Era una de esas tardes que hace Dios cuando se acuerda de
que aquí abajo viven las criaturas que él creó de la nada.
Jesucristo llora dos veces en los Evangelios, al
contemplar Jerusalén y prever los días de sufrimiento y destrucción que vendrán
sobre ella (Lucas, 19, 41-44) y ante el sepulcro de su amigo Lázaro (Juan, 11,
32-35), pero ni una sola vez, en cambio, aparece riendo.

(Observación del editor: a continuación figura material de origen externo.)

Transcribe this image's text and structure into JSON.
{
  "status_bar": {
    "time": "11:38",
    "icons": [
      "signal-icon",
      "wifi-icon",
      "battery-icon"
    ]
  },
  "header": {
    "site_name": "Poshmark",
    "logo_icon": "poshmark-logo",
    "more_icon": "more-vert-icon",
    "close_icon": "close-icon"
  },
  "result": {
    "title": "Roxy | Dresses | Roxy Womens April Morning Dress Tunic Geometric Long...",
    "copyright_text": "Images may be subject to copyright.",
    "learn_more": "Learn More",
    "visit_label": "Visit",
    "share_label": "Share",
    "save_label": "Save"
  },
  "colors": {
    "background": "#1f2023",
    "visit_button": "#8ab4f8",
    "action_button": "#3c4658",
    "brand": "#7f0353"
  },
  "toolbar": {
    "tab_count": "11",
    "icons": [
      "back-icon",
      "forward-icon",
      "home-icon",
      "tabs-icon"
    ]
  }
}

(Por cierto que la gelotología es la ciencia médica que estudia los efectos de la
risa.)
Tantas advocaciones de la Virgen como hay, y ninguna con
el nombre de Nuestra Señora de la Tristeza, o Madre de la Divina Tristeza, o
Virgen de la Recóndita Tristeza.
Era un hombre bueno que se conformaba con lo que la vida
le iba dando.
La tristeza del aire por donde no ha volado nunca ningún
pájaro.
Dante, a los tristes, en la Divina Comedia, los puso en el infierno: “Fuimos tristes en el
aire que el dulce sol alegra”, se lamentan, y ellos mismos parecen justificar
con estas palabras su condena.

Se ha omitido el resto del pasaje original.